The seafood trio, the first course, was Kauai shrimp and scallop ceviche, chili-lime granite, twice-cooked tako tossed with ag baby salad or pipinola shoots. The wine selected with this course was Sileni Sauvignon Blanc from New Zealand. Typical of a New Zealand wine, very clean and steely, it worked perfectly with the sourness of the ceviche and the granite.

The second course, ag Caesar salad, had a Hondashi Caesar dressing, broiled saba and nori shrimp chips. Served with Conundrum White Blend wine, it went well with the oiliness of the saba, or mackerel.

The third course’s presentation was creative, with a Big Island abalone “ishiyaki” (translated to “rock grill”), dashi radish, warabi and dried seafood salad. The river rock, sitting on rock salt, was super hot and kept the abalone grilled even when the dish was presented to the table. It was served with Bokisch Verdejo or Lodi. This wine is made from Spanish grapes and in the style of Spain, and matched perfectly with the abalone.

Course four, lobster mousse capelletti with black vinegar gastrique, lobster chili oil and ag chard kim chee. It was served with The Seeker Riesling Mosel, a very typical German riesling, which is fruity with tastes of pineapple and apple. It worked well with seafood.

Course five was konbu cured ahi “Frozen Pa‘akai,” spicy avocado puree, tobiko, pickled shiso flowers, toasted bubu arare, ponzu served with Chateau Mont-Redon Cotes du Rhone. The sliced ahi was placed on a block of Himalayan pink salt, which cured the raw fish with some saltiness. That worked with the Cotes du Rhone.

Course six was called “Luau Flavors,” with crispy pork belly, fried pa‘iai, lomi tomato, green onion oil and luau leaf. The wine selected, Crios Rose of Malbec from Argentina, was rather light and Kadota, who sat next to me, and I agreed that the Cotes du Rhone from course five worked better with this course. Kadota was given a description of the menu, which is sometimes a challenge without tasting, and announced to the group that they could continue drinking the Cotes du Rhone with this course.

Course seven was Duck gallantin “Chinese Flavors,” with duck hash force meat, ag black bean vegetables, duck glace and crispy angel hair noodles, served with my favorite wine of the evening, Kendall-Jackson Jackson Estate Pinot Noir. The thought process of this course was well executed and the smoothness of the wine worked perfectly with the duck flavors.

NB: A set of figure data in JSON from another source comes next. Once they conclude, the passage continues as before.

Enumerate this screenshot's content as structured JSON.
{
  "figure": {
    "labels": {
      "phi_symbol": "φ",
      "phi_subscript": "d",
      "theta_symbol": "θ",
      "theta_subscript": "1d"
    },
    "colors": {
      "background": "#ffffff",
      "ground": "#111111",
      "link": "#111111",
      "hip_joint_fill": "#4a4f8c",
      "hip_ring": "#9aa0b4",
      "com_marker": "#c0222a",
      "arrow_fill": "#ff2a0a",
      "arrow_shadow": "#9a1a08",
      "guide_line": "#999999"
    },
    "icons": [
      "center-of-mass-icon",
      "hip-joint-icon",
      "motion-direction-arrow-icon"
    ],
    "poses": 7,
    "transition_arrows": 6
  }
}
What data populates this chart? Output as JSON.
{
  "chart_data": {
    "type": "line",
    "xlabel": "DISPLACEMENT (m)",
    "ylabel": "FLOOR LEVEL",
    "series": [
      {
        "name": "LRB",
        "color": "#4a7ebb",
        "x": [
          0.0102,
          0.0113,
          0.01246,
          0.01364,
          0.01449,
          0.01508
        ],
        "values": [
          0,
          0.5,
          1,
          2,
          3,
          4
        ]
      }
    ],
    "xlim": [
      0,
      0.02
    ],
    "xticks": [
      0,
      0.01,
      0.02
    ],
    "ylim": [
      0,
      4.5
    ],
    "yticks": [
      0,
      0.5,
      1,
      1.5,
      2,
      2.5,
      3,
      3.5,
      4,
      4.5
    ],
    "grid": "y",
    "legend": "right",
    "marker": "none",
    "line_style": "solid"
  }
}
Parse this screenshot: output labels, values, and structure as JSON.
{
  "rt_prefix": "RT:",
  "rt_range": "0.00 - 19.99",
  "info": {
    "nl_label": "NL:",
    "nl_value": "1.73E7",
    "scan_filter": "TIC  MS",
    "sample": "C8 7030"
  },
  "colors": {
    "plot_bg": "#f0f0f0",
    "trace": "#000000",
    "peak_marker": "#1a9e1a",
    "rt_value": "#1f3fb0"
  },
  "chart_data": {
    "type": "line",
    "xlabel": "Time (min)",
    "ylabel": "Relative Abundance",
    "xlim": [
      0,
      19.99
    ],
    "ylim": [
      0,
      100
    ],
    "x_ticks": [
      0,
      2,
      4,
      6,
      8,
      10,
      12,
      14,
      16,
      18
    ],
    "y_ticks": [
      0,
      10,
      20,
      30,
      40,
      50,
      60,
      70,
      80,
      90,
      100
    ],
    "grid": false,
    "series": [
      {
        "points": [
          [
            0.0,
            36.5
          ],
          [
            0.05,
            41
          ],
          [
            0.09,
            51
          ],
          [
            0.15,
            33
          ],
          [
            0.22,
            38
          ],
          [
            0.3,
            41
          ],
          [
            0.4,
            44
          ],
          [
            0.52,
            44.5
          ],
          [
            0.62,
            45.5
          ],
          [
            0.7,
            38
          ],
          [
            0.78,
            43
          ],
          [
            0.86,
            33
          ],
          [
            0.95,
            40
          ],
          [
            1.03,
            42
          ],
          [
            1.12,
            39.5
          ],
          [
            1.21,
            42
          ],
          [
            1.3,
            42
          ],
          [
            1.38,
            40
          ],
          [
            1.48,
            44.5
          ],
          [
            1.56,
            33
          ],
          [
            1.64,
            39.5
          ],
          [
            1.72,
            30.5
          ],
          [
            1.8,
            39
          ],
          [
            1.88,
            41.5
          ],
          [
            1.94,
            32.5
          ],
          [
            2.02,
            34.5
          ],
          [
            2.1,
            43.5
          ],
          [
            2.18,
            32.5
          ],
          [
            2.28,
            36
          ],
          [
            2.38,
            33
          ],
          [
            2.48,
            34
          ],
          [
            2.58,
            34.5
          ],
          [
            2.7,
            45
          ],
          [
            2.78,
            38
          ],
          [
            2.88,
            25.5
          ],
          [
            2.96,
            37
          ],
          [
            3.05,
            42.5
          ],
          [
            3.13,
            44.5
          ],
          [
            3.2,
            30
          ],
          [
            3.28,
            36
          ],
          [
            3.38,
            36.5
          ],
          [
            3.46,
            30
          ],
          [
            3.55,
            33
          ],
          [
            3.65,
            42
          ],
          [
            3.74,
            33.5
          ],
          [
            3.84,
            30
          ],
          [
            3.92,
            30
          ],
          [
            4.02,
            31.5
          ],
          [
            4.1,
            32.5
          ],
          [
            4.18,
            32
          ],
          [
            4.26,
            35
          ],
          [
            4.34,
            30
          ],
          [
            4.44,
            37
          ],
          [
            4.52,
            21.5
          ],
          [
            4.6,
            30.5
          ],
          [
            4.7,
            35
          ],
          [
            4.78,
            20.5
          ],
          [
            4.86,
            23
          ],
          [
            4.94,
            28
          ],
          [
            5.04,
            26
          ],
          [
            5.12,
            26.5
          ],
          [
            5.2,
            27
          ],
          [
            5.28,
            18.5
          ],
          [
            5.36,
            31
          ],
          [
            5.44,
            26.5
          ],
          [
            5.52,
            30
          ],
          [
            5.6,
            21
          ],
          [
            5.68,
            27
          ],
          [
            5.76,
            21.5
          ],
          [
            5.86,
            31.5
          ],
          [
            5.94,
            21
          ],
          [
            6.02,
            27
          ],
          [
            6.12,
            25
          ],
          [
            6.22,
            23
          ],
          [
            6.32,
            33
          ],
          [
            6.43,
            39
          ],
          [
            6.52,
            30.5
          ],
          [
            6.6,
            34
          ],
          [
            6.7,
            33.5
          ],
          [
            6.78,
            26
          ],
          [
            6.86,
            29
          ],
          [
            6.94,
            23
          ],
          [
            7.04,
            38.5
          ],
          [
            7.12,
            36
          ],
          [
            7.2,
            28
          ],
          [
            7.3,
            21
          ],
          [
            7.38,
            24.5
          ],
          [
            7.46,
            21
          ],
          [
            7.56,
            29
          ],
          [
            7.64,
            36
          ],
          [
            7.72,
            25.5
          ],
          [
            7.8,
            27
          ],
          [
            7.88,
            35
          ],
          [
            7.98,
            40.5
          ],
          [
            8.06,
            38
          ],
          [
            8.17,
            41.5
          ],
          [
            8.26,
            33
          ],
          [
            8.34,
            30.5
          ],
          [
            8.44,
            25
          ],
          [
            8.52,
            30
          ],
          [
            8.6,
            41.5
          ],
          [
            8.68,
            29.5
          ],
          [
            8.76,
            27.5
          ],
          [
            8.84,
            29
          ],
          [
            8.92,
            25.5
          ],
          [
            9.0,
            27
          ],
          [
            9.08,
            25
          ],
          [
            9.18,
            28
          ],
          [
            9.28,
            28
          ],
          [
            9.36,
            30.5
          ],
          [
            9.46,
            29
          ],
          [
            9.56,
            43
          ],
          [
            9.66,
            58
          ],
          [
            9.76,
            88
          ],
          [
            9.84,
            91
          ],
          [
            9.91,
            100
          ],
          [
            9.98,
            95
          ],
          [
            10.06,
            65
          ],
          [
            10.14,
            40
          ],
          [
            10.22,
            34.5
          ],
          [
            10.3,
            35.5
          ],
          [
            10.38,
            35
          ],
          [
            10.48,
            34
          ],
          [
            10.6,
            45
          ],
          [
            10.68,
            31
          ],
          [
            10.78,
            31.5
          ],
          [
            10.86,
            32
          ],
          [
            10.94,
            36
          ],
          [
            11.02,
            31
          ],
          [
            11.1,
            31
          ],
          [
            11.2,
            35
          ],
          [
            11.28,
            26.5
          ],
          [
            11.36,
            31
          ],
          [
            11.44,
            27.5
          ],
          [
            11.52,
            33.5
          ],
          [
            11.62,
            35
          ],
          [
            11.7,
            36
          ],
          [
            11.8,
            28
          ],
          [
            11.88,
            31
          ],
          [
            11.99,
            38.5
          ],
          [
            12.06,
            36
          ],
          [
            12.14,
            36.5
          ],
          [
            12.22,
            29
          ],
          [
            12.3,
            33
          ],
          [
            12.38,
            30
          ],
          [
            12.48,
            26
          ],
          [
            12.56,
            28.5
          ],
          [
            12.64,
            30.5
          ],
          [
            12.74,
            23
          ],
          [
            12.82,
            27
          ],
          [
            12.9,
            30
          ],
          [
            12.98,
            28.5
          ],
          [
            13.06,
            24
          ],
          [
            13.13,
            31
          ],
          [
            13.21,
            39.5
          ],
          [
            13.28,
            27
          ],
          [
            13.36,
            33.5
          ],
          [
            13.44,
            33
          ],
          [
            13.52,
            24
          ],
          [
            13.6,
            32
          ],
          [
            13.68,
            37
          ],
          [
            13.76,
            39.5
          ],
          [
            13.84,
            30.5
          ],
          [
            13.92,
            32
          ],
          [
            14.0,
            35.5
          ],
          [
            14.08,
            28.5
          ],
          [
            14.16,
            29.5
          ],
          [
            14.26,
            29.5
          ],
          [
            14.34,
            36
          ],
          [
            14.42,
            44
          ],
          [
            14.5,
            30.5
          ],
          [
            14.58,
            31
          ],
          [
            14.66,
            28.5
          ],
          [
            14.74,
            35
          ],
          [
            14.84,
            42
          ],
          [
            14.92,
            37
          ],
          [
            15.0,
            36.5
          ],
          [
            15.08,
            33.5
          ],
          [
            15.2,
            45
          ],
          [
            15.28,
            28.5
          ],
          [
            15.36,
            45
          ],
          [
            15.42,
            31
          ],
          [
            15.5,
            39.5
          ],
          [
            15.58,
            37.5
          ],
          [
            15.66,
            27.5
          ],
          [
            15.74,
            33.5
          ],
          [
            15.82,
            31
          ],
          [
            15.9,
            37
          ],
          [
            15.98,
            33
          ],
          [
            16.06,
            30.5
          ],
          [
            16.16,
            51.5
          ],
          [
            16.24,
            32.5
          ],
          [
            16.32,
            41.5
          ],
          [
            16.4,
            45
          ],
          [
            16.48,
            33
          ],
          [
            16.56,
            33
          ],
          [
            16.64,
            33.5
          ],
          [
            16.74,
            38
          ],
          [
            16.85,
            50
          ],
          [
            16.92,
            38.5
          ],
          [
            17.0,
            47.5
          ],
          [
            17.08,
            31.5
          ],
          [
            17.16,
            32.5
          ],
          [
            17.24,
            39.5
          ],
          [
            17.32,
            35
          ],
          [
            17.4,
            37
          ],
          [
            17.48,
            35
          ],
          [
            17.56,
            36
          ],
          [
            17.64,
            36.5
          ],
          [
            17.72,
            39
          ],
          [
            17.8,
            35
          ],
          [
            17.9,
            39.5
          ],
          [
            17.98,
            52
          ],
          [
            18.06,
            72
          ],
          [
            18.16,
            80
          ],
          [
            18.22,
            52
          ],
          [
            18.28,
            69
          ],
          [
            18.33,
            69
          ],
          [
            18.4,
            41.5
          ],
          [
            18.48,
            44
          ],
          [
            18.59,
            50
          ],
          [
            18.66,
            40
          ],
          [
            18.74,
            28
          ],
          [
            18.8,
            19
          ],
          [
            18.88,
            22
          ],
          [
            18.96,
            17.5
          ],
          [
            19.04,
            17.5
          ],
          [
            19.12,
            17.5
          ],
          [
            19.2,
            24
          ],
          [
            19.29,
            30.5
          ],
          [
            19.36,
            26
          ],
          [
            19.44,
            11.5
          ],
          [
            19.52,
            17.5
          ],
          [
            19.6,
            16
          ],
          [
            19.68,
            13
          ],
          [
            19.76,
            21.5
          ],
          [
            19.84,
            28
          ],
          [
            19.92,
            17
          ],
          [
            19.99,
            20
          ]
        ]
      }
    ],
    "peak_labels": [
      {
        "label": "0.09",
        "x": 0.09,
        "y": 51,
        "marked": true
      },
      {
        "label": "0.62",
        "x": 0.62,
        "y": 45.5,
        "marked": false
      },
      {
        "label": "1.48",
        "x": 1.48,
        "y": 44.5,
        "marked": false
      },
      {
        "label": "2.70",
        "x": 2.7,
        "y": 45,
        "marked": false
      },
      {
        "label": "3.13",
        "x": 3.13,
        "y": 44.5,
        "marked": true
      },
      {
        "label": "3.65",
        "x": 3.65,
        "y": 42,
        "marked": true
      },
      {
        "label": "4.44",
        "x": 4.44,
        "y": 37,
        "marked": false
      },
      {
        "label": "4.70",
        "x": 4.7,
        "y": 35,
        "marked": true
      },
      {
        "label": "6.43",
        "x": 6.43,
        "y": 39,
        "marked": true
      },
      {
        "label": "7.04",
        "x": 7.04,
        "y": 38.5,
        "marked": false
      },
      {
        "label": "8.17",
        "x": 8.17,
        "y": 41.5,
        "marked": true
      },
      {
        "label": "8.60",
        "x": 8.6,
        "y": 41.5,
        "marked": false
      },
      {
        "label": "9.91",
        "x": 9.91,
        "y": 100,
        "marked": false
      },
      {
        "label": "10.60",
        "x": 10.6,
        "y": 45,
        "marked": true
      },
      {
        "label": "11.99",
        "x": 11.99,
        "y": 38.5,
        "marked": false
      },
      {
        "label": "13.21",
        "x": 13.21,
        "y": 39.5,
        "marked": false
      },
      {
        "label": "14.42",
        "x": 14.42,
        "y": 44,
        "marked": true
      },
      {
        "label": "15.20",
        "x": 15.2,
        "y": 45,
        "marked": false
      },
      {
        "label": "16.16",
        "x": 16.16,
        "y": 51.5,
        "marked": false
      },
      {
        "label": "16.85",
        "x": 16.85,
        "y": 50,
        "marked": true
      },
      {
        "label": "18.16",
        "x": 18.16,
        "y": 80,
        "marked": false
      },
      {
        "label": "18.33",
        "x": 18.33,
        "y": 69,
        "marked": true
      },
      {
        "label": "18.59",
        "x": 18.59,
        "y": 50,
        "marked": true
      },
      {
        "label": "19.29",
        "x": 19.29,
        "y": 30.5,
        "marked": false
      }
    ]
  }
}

The eighth course was called Paniolo-style dried beef, with Keawe ash-cooked baby Yukons, Hawaiian chili port reduction, onion jam, grilled Hamakua mushrooms, and was served with Trinchero Meritage. Very thoughtful, this course was well done and the complexity of the Trinchero Meritage went well with the beef.

The last course, “Halo Halo,” was lilikoi panna cotta and coconut milk “shave ice” with tropical fruits and ube. It was served with Michele Chiarlo Nivole Moscato d’Asti, an excellent dessert wine. The take on halo halo, using panna cotta on the bottom, made an excellent way to end the night.

I am so proud of what the graduating second-year students created and executed. They learned so much putting this dinner together, with preparing the courses and learning about the wines and why certain wines are served with different foods and flavors.

Congratulations, Matt Akiyama, Isaiah Prince Badua, Don Baker, Darrel Egami, Rex Fiesta, Donna Glacy Galacgac, Ailyn Galleta, Jayson Gonong, Jeffery Gonong, Kanani Greene-Akina, Bryson Ita, Matthew Kitamura, Antoinette Nihipali, John Christian Pascual, Abraham Santos, Kaiea Saragosa, John Carlos Tadeo, Jericho Tobin, Julian Tongpalan, Ilaiasi Tua and Star Waiamau-Faiumu! Great job!

I know you will not have any problems finding a great job in the culinary field.

Foodie bites

• Check the schedule on the Ka‘u Coffee Festival, which starts this weekend.

• To all the mothers, happy Mother’s Day on Sunday. May you have a wonderful day!